Tribunal Administratif de Lille — Décision N° TA59-2510913

lundi 15 décembre 2025

JuridictionTribunal Administratif de Lille
SectionTribunal Administratif de Lille
N° DossierTA59-2510913
TypeDécision
RecoursExcès de pouvoir
FormationReconduite à la frontière
Avocat requérantCABINET CENTAURE AVOCATS

Résumé IA

Le Tribunal Administratif de Lille a rejeté la requête de M. B..., ressortissant camerounais, qui demandait l'annulation de l'arrêté du préfet du Nord l'assignent à résidence pour 45 jours. Le tribunal a jugé que la mesure n'était pas disproportionnée au regard de l'article 8 de la Convention européenne des droits de l'homme, car le requérant n'a pas démontré que les obligations de pointage étaient incompatibles avec son emploi du temps universitaire. Il a également estimé que le préfet n'avait pas commis d'erreur manifeste d'appréciation, la situation administrative de l'intéressé ne lui permettant pas de mener sa formation à terme.
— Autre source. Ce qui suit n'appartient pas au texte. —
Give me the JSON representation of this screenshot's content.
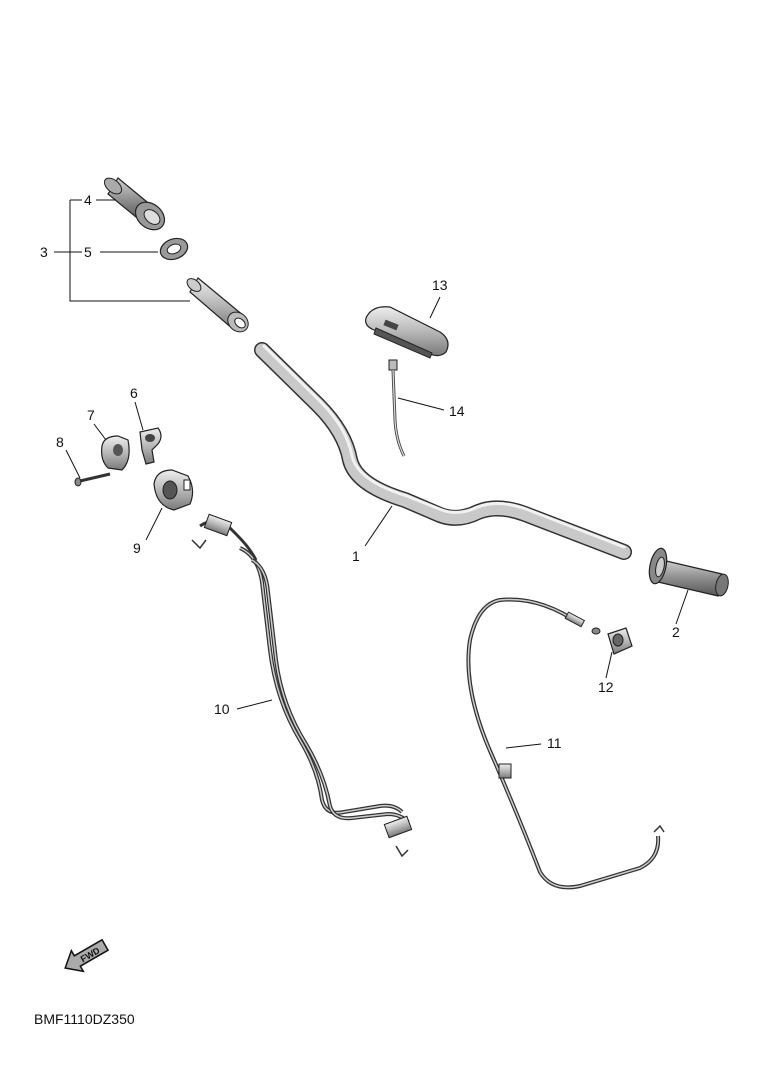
{
  "diagram_code": "BMF1110DZ350",
  "fwd_label": "FWD",
  "parts": [
    {
      "ref": "1"
    },
    {
      "ref": "2"
    },
    {
      "ref": "3"
    },
    {
      "ref": "4"
    },
    {
      "ref": "5"
    },
    {
      "ref": "6"
    },
    {
      "ref": "7"
    },
    {
      "ref": "8"
    },
    {
      "ref": "9"
    },
    {
      "ref": "10"
    },
    {
      "ref": "11"
    },
    {
      "ref": "12"
    },
    {
      "ref": "13"
    },
    {
      "ref": "14"
    }
  ]
}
La décision s'appuie sur les dispositions du code de l'entrée et du séjour des étrangers et du droit d'asile.

Texte intégral

Vu la procédure suivante :

Par une requête et des pièces enregistrées le 7 novembre 2025 et le 27 novembre 2025, M. A... B..., demande au tribunal d’annuler l’arrêté du 3 novembre 2025 par lequel le préfet du Nord l’a assigné à résidence pour une durée de quarante-cinq jours ;

Il soutient que :
sa demande de renouvellement de titre de séjour est en cours d’examen par la préfecture;
l’arrêté méconnaît l’article 8 de la convention européenne de sauvegarde des droits de l’homme et des libertés fondamentales dès lors qu’il porte une atteinte disproportionnée à sa vie privée et droit à l’éducation ;
il méconnait l’article L. 611-1 du code de l’entrée et du séjour des étrangers et du droit d’asile ;
il est entaché d’erreur manifeste d’appréciation au regard de sa situation personnelle ;

La procédure a été communiquée au préfet du Nord qui n’a pas produit de mémoire, mais a produit des pièces, enregistrées le 12 novembre 2025.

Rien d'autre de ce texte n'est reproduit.